One of the big question marks in this case as I've reviewed what little information available is what's up with Sammy. There is a letter purportedly from him to the Free-Ali website; an excerpt:
Ali was a victim of circumstancial evidenses [sic] cleverly planted by the real culprit who is still at large. None of Ali's witnesses appeared in the court to prove his alibi. My own testimony against him sealed his fate. I want to request to the Korean Government to give him one more fair trial which I'm sure is not too much to ask when an innocent life is at stake.
Indeed he may have been a victim of circumstantial evidence, but let's not forget that it was Sammy who implicated him.
What people close to the case are looking for now are donors and for people interested in looking into this case. Again from the Gwangju News article:
In discussing the deposition with others the most immediate concern was that Khan’s lack of legal representation constituted a human rights abuse, and from this realization came the beginning of a campaign, that simply aims for Khan to receive a fair trial with the proper legal representation.
In addition to trying to get a fair trial, they're also concerned about his mental well-being. From an email from O'Donnell forwarded to me on Facebook:
Things have moved on with Ali and I, together with two [Gwangju International Center] interns, visited him on Tuesday. I'm now gravely worried about him. He is incredibly depressed and, even though we had twenty minutes this time (weekday privileges?!) my only lasting impression is a deep deep depression and an inability to hold his concentration for very long when in conversation with someone.
He veers between talking of God/ suicide/ mental and physical stress, and also the thought of going back to Pakistan, IF he can be released, no longer seems to hold any appeal. He's also very confused by the medical examinations he was given last month, and the absence of the results of them being given to him.
People close to the case are also looking to spread the word to as many people as possible, and have presumably also sent the same message to other bloggers. Again from the Facebook message:
I'll also send it onto Brian Deutsch and a number of other bloggers to see if we find someone charitable enough who's happy to receive all the documents we have that prove how his case was so massively bungled.
I've forwarded this to a couple people I know will give it proper attention, and I'm sure awareness will increase with this post, with the interview with O'Donnell on Michael Simning's GFN program on Friday morning, and with any coverage it gets in the local press, blogs, and messageboards.

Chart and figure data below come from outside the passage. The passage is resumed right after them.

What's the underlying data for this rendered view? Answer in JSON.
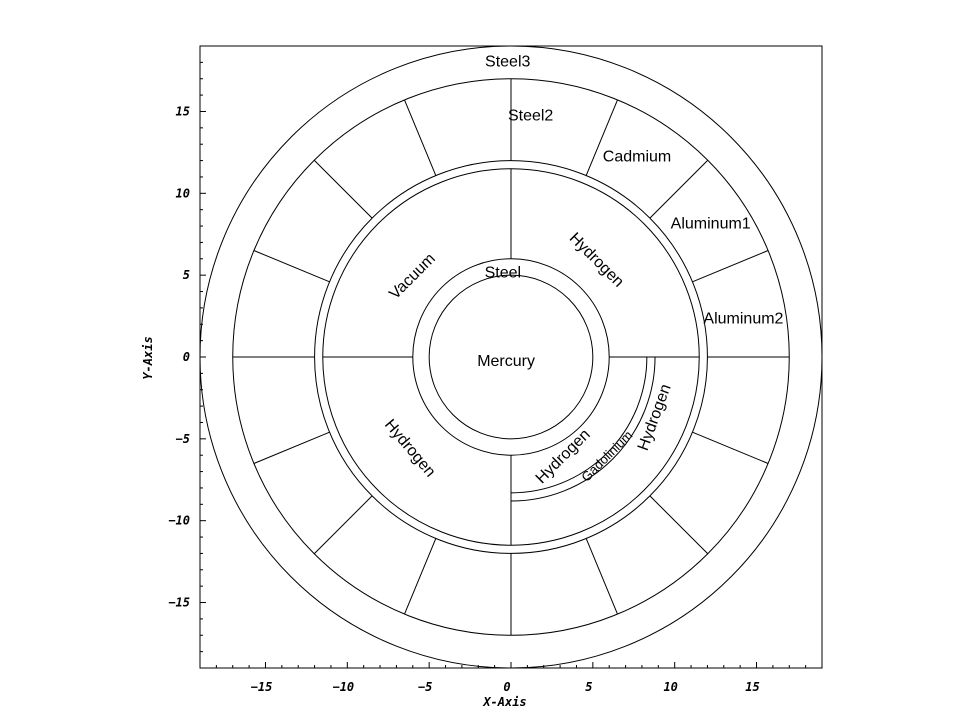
{
  "chart_data": {
    "type": "diagram",
    "xlabel": "X-Axis",
    "ylabel": "Y-Axis",
    "xlim": [
      -19,
      19
    ],
    "ylim": [
      -19,
      19
    ],
    "ticks": [
      -15,
      -10,
      -5,
      0,
      5,
      10,
      15
    ],
    "tick_labels": [
      "−15",
      "−10",
      "−5",
      "0",
      "5",
      "10",
      "15"
    ],
    "circles": [
      {
        "r": 5
      },
      {
        "r": 6
      },
      {
        "r": 11.5
      },
      {
        "r": 12
      },
      {
        "r": 17
      },
      {
        "r": 19
      }
    ],
    "inner_lines": [
      {
        "from": [
          0,
          6
        ],
        "to": [
          0,
          11.5
        ]
      },
      {
        "from": [
          -11.5,
          0
        ],
        "to": [
          -6,
          0
        ]
      },
      {
        "from": [
          6,
          0
        ],
        "to": [
          11.5,
          0
        ]
      },
      {
        "from": [
          0,
          -6
        ],
        "to": [
          0,
          -11.5
        ]
      }
    ],
    "outer_spokes_deg": [
      0,
      22.5,
      45,
      67.5,
      90,
      112.5,
      135,
      157.5,
      180,
      202.5,
      225,
      247.5,
      270,
      292.5,
      315,
      337.5
    ],
    "outer_spokes_r": [
      12,
      17
    ],
    "arc_layers": [
      8.3,
      8.8
    ],
    "labels": [
      {
        "text": "Steel3",
        "x": -0.2,
        "y": 18.0,
        "rot": 0
      },
      {
        "text": "Steel2",
        "x": 1.2,
        "y": 14.7,
        "rot": 0
      },
      {
        "text": "Cadmium",
        "x": 7.7,
        "y": 12.2,
        "rot": 0
      },
      {
        "text": "Aluminum1",
        "x": 12.2,
        "y": 8.1,
        "rot": 0
      },
      {
        "text": "Aluminum2",
        "x": 14.2,
        "y": 2.3,
        "rot": 0
      },
      {
        "text": "Vacuum",
        "x": -6.0,
        "y": 4.9,
        "rot": -45
      },
      {
        "text": "Hydrogen",
        "x": 5.2,
        "y": 5.9,
        "rot": 45
      },
      {
        "text": "Steel",
        "x": -0.5,
        "y": 5.1,
        "rot": 0
      },
      {
        "text": "Mercury",
        "x": -0.3,
        "y": -0.3,
        "rot": 0
      },
      {
        "text": "Hydrogen",
        "x": -6.2,
        "y": -5.6,
        "rot": 50
      },
      {
        "text": "Hydrogen",
        "x": 3.2,
        "y": -6.1,
        "rot": -45
      },
      {
        "text": "Gadolinium",
        "x": 5.9,
        "y": -6.1,
        "rot": -45,
        "small": true
      },
      {
        "text": "Hydrogen",
        "x": 8.8,
        "y": -3.7,
        "rot": -70
      }
    ]
  }
}
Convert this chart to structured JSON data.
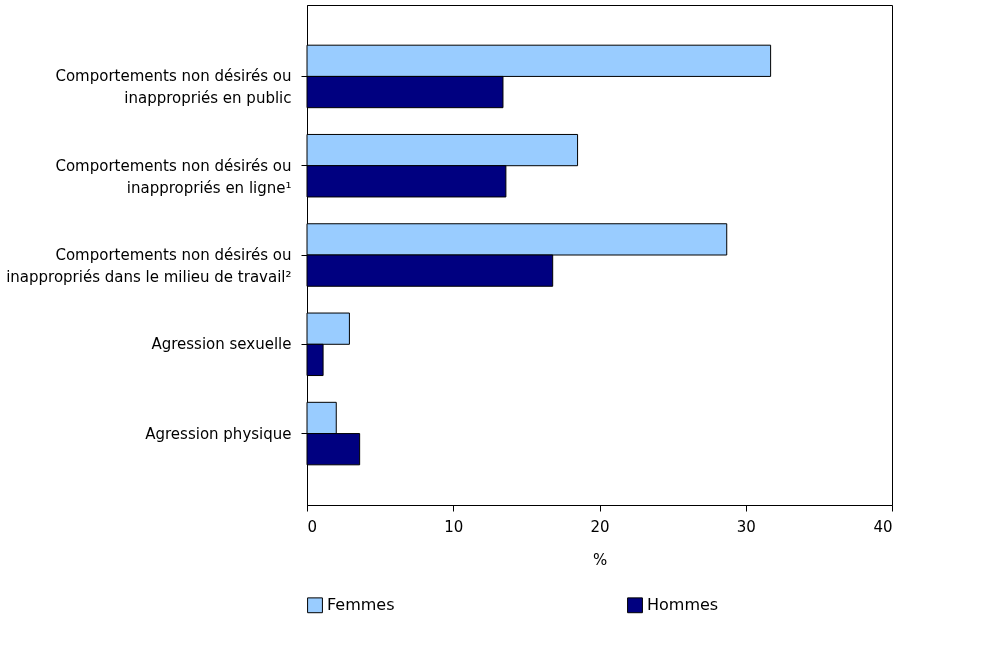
{
  "chart_data": {
    "type": "bar",
    "orientation": "horizontal",
    "xlabel": "%",
    "categories": [
      "Comportements non désirés ou\ninappropriés en public",
      "Comportements non désirés ou\ninappropriés en ligne¹",
      "Comportements non désirés ou\ninappropriés dans le milieu de travail²",
      "Agression sexuelle",
      "Agression physique"
    ],
    "series": [
      {
        "name": "Femmes",
        "color": "#99ccff",
        "values": [
          31.7,
          18.5,
          28.7,
          2.9,
          2.0
        ]
      },
      {
        "name": "Hommes",
        "color": "#000080",
        "values": [
          13.4,
          13.6,
          16.8,
          1.1,
          3.6
        ]
      }
    ],
    "xlim": [
      0,
      40
    ],
    "xticks": [
      0,
      10,
      20,
      30,
      40
    ],
    "grid": false,
    "legend": "bottom"
  }
}
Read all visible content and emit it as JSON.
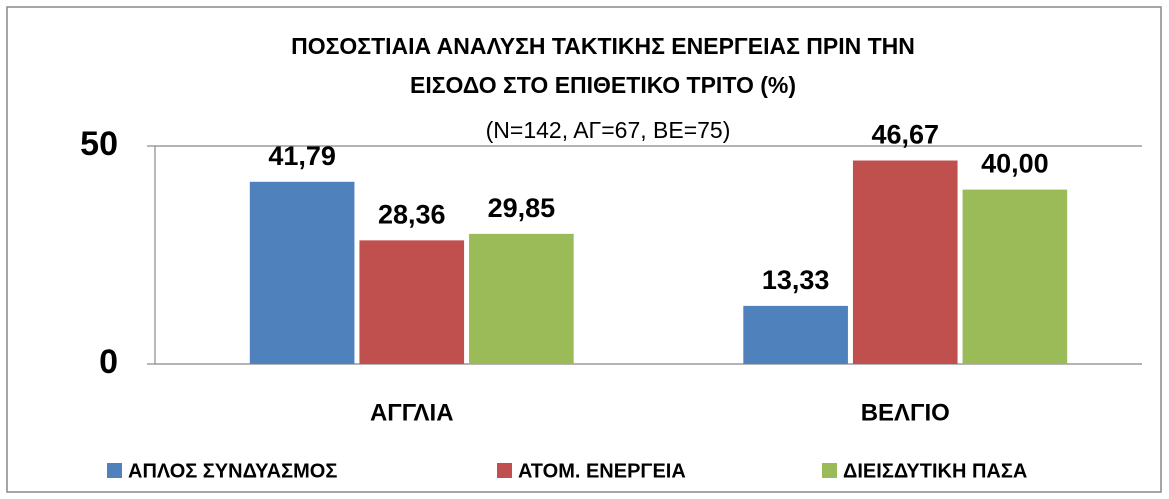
{
  "chart_data": {
    "type": "bar",
    "title": [
      "ΠΟΣΟΣΤΙΑΙΑ ΑΝΑΛΥΣΗ ΤΑΚΤΙΚΗΣ ΕΝΕΡΓΕΙΑΣ ΠΡΙΝ ΤΗΝ",
      "ΕΙΣΟΔΟ ΣΤΟ ΕΠΙΘΕΤΙΚΟ ΤΡΙΤΟ (%)"
    ],
    "subtitle": "(Ν=142, ΑΓ=67, ΒΕ=75)",
    "categories": [
      "ΑΓΓΛΙΑ",
      "ΒΕΛΓΙΟ"
    ],
    "series": [
      {
        "name": "ΑΠΛΟΣ ΣΥΝΔΥΑΣΜΟΣ",
        "color": "#4f81bd",
        "values": [
          41.79,
          13.33
        ],
        "value_labels": [
          "41,79",
          "13,33"
        ]
      },
      {
        "name": "ΑΤΟΜ. ΕΝΕΡΓΕΙΑ",
        "color": "#c0504d",
        "values": [
          28.36,
          46.67
        ],
        "value_labels": [
          "28,36",
          "46,67"
        ]
      },
      {
        "name": "ΔΙΕΙΣΔΥΤΙΚΗ ΠΑΣΑ",
        "color": "#9bbb59",
        "values": [
          29.85,
          40.0
        ],
        "value_labels": [
          "29,85",
          "40,00"
        ]
      }
    ],
    "ylim": [
      0,
      50
    ],
    "yticks": [
      0,
      50
    ],
    "grid": true,
    "legend": "bottom"
  }
}
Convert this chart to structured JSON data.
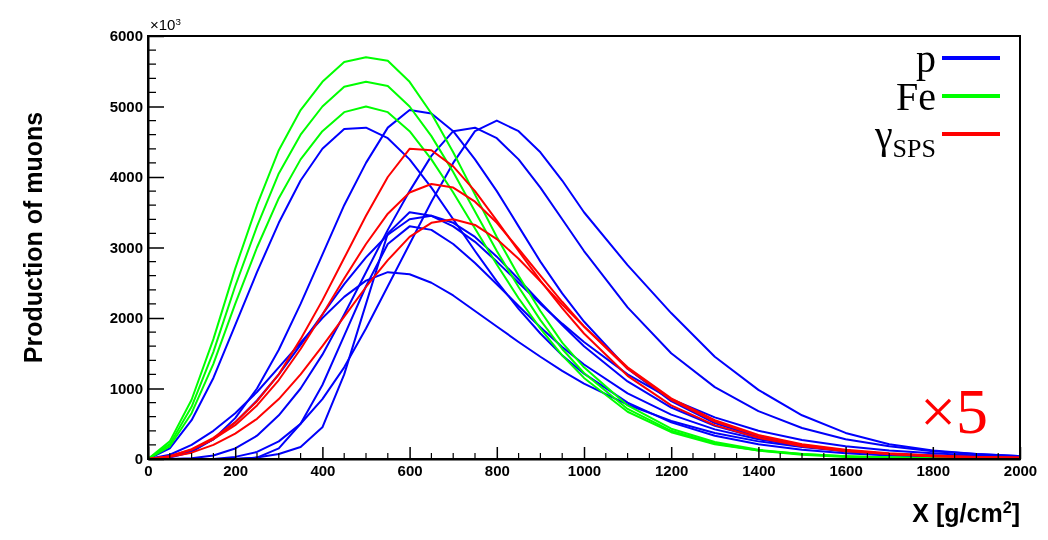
{
  "chart_data": {
    "type": "line",
    "xlabel": "X [g/cm$^{2}$]",
    "ylabel": "Production of muons",
    "annotations": [
      "×10$^{3}$",
      "×5"
    ],
    "x": [
      0,
      50,
      100,
      150,
      200,
      250,
      300,
      350,
      400,
      450,
      500,
      550,
      600,
      650,
      700,
      750,
      800,
      850,
      900,
      950,
      1000,
      1100,
      1200,
      1300,
      1400,
      1500,
      1600,
      1700,
      1800,
      1900,
      2000
    ],
    "xlim": [
      0,
      2000
    ],
    "xticks": [
      0,
      200,
      400,
      600,
      800,
      1000,
      1200,
      1400,
      1600,
      1800,
      2000
    ],
    "ylim": [
      0,
      6000
    ],
    "yticks": [
      0,
      1000,
      2000,
      3000,
      4000,
      5000,
      6000
    ],
    "legend": "top right",
    "grid": false,
    "marker": "none",
    "line_style": "solid",
    "series": [
      {
        "name": "p",
        "color": "#0000ff",
        "values": [
          0,
          150,
          550,
          1150,
          1900,
          2650,
          3350,
          3950,
          4400,
          4680,
          4700,
          4550,
          4250,
          3850,
          3400,
          2950,
          2520,
          2130,
          1780,
          1470,
          1210,
          800,
          520,
          330,
          210,
          130,
          80,
          50,
          30,
          20,
          10
        ]
      },
      {
        "color": "#0000fe",
        "values": [
          0,
          0,
          0,
          0,
          30,
          100,
          250,
          500,
          850,
          1300,
          1850,
          2450,
          3050,
          3650,
          4200,
          4650,
          4800,
          4650,
          4350,
          3950,
          3500,
          2750,
          2070,
          1450,
          980,
          620,
          370,
          210,
          120,
          70,
          40
        ]
      },
      {
        "color": "#0000fd",
        "values": [
          0,
          20,
          100,
          280,
          580,
          1000,
          1550,
          2200,
          2900,
          3600,
          4200,
          4700,
          4950,
          4900,
          4650,
          4250,
          3800,
          3300,
          2800,
          2350,
          1950,
          1280,
          820,
          510,
          310,
          190,
          110,
          70,
          40,
          20,
          10
        ]
      },
      {
        "color": "#0000fc",
        "values": [
          0,
          30,
          120,
          280,
          520,
          830,
          1200,
          1620,
          2050,
          2480,
          2860,
          3180,
          3400,
          3450,
          3350,
          3150,
          2870,
          2550,
          2220,
          1900,
          1600,
          1100,
          730,
          470,
          300,
          190,
          120,
          70,
          40,
          30,
          20
        ]
      },
      {
        "color": "#0000fb",
        "values": [
          0,
          0,
          0,
          0,
          0,
          20,
          150,
          500,
          1050,
          1750,
          2450,
          3050,
          3300,
          3250,
          3050,
          2780,
          2480,
          2170,
          1870,
          1590,
          1340,
          930,
          630,
          420,
          280,
          180,
          120,
          70,
          50,
          30,
          20
        ]
      },
      {
        "color": "#0000fa",
        "values": [
          0,
          60,
          200,
          400,
          650,
          950,
          1300,
          1650,
          2000,
          2300,
          2530,
          2650,
          2620,
          2500,
          2320,
          2100,
          1880,
          1660,
          1450,
          1250,
          1070,
          770,
          540,
          370,
          250,
          170,
          110,
          70,
          50,
          30,
          20
        ]
      },
      {
        "color": "#0000f9",
        "values": [
          0,
          0,
          0,
          0,
          0,
          20,
          70,
          170,
          450,
          1200,
          2200,
          3200,
          3500,
          3450,
          3300,
          3080,
          2800,
          2500,
          2200,
          1920,
          1660,
          1200,
          850,
          590,
          400,
          270,
          180,
          120,
          80,
          50,
          30
        ]
      },
      {
        "color": "#0000f8",
        "values": [
          0,
          0,
          10,
          50,
          150,
          330,
          620,
          1000,
          1480,
          2050,
          2650,
          3250,
          3800,
          4300,
          4650,
          4700,
          4550,
          4250,
          3850,
          3400,
          2950,
          2150,
          1500,
          1020,
          680,
          440,
          280,
          180,
          110,
          70,
          40
        ]
      },
      {
        "name": "Fe",
        "color": "#00ff00",
        "values": [
          0,
          250,
          840,
          1700,
          2700,
          3600,
          4380,
          4950,
          5350,
          5630,
          5700,
          5650,
          5350,
          4900,
          4350,
          3750,
          3150,
          2600,
          2100,
          1650,
          1300,
          760,
          430,
          240,
          130,
          70,
          40,
          20,
          10,
          10,
          0
        ]
      },
      {
        "color": "#00fe00",
        "values": [
          0,
          210,
          740,
          1520,
          2450,
          3300,
          4050,
          4600,
          5000,
          5280,
          5350,
          5290,
          5000,
          4580,
          4070,
          3510,
          2950,
          2440,
          1970,
          1560,
          1220,
          710,
          400,
          220,
          120,
          70,
          40,
          20,
          10,
          10,
          0
        ]
      },
      {
        "color": "#00fd00",
        "values": [
          0,
          180,
          650,
          1350,
          2200,
          3000,
          3700,
          4250,
          4650,
          4920,
          5000,
          4920,
          4650,
          4250,
          3780,
          3270,
          2760,
          2280,
          1850,
          1470,
          1150,
          670,
          380,
          210,
          120,
          60,
          30,
          20,
          10,
          10,
          0
        ]
      },
      {
        "name": "γ$_{SPS}$",
        "color": "#ff0000",
        "values": [
          0,
          40,
          130,
          280,
          480,
          760,
          1120,
          1560,
          2050,
          2560,
          3050,
          3480,
          3780,
          3900,
          3850,
          3650,
          3350,
          2980,
          2600,
          2230,
          1880,
          1280,
          840,
          530,
          330,
          200,
          120,
          70,
          40,
          30,
          20
        ]
      },
      {
        "color": "#fe0000",
        "values": [
          0,
          30,
          90,
          200,
          360,
          570,
          850,
          1200,
          1600,
          2020,
          2440,
          2820,
          3150,
          3350,
          3400,
          3320,
          3120,
          2840,
          2520,
          2190,
          1880,
          1300,
          860,
          550,
          340,
          210,
          130,
          80,
          50,
          30,
          20
        ]
      },
      {
        "color": "#fd0000",
        "values": [
          0,
          40,
          140,
          300,
          520,
          820,
          1200,
          1700,
          2250,
          2850,
          3450,
          4000,
          4400,
          4380,
          4150,
          3800,
          3380,
          2950,
          2530,
          2140,
          1780,
          1180,
          760,
          480,
          300,
          180,
          110,
          70,
          40,
          20,
          10
        ]
      }
    ]
  }
}
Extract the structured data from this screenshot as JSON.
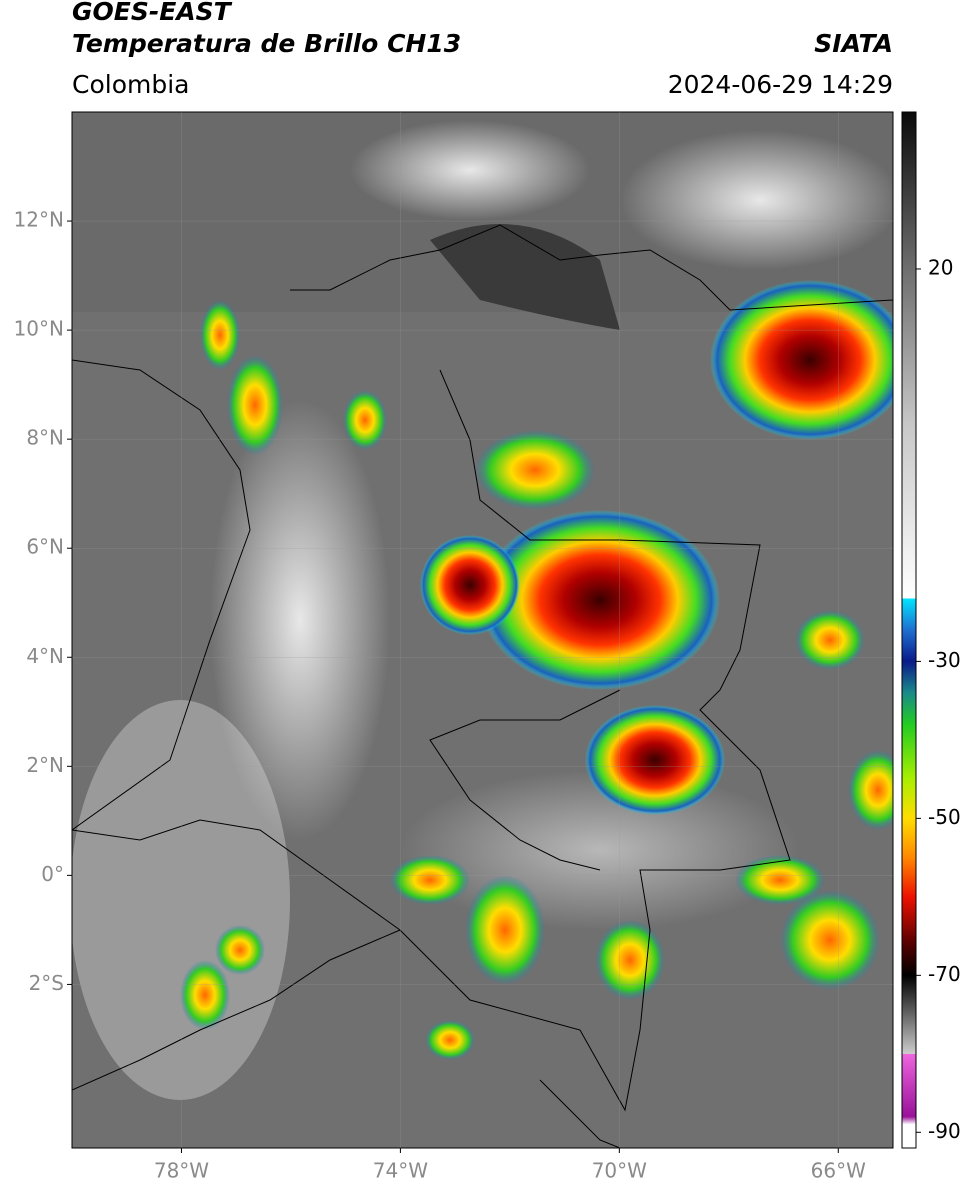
{
  "chart_data": {
    "type": "map",
    "title": "GOES-EAST",
    "subtitle": "Temperatura de Brillo CH13",
    "source": "SIATA",
    "region": "Colombia",
    "timestamp": "2024-06-29 14:29",
    "xlim": [
      -80,
      -65
    ],
    "ylim": [
      -5,
      14
    ],
    "xticks": [
      {
        "value": -78,
        "label": "78°W"
      },
      {
        "value": -74,
        "label": "74°W"
      },
      {
        "value": -70,
        "label": "70°W"
      },
      {
        "value": -66,
        "label": "66°W"
      }
    ],
    "yticks": [
      {
        "value": 12,
        "label": "12°N"
      },
      {
        "value": 10,
        "label": "10°N"
      },
      {
        "value": 8,
        "label": "8°N"
      },
      {
        "value": 6,
        "label": "6°N"
      },
      {
        "value": 4,
        "label": "4°N"
      },
      {
        "value": 2,
        "label": "2°N"
      },
      {
        "value": 0,
        "label": "0°"
      },
      {
        "value": -2,
        "label": "2°S"
      }
    ],
    "grid": true,
    "colorbar": {
      "lim": [
        -92,
        40
      ],
      "ticks": [
        20,
        -30,
        -50,
        -70,
        -90
      ],
      "colormap": [
        {
          "value": 40,
          "color": "#0a0a0a"
        },
        {
          "value": 20,
          "color": "#6e6e6e"
        },
        {
          "value": 0,
          "color": "#c8c8c8"
        },
        {
          "value": -22,
          "color": "#ffffff"
        },
        {
          "value": -22,
          "color": "#00e5ff"
        },
        {
          "value": -26,
          "color": "#1f6fd0"
        },
        {
          "value": -30,
          "color": "#0a1a8a"
        },
        {
          "value": -34,
          "color": "#1a8a8a"
        },
        {
          "value": -38,
          "color": "#22cc22"
        },
        {
          "value": -45,
          "color": "#aaee00"
        },
        {
          "value": -50,
          "color": "#ffdd00"
        },
        {
          "value": -55,
          "color": "#ff8800"
        },
        {
          "value": -60,
          "color": "#ee1100"
        },
        {
          "value": -66,
          "color": "#550000"
        },
        {
          "value": -70,
          "color": "#000000"
        },
        {
          "value": -80,
          "color": "#cccccc"
        },
        {
          "value": -80,
          "color": "#ee66dd"
        },
        {
          "value": -88,
          "color": "#991199"
        },
        {
          "value": -89,
          "color": "#ffffff"
        },
        {
          "value": -92,
          "color": "#ffffff"
        }
      ]
    }
  }
}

And while we all know examples of bad Korean policework, uncooperative authorities, and minorities getting screwed, what also needs to be proven I think is if this was in fact "so massively bungled" or just the consequence of notoriously-lazy cops not following-up on a liar.
The Gwangju News article concludes with:
From corresponding and visiting with Ali, what is probably the most positive lesson to be learned (and please feel free to send letters to Ali by all means) is that he does not blame the authorities, he does not blame the police, he does not blame Salamat, and, as a foreigner, he does not blame Koreans or Korean culture. He simply hopes to someday be free. Ali Khan has now been in prison for five years.
And includes his address.
Ali Khan (#3390)
P.O. Box 136
Yuseong-gu, Daejeon City
From the GFN interview Friday morning comes word of a "Justice for Ali Khan Bike Ride" from Gwangju to Daejeon---part of a larger ride across the country---on July 7th through 9th. More information is supposedly available via the Gwangju International Center at gwangjuic[at]gmail.com, and any details I get will be posted here as well.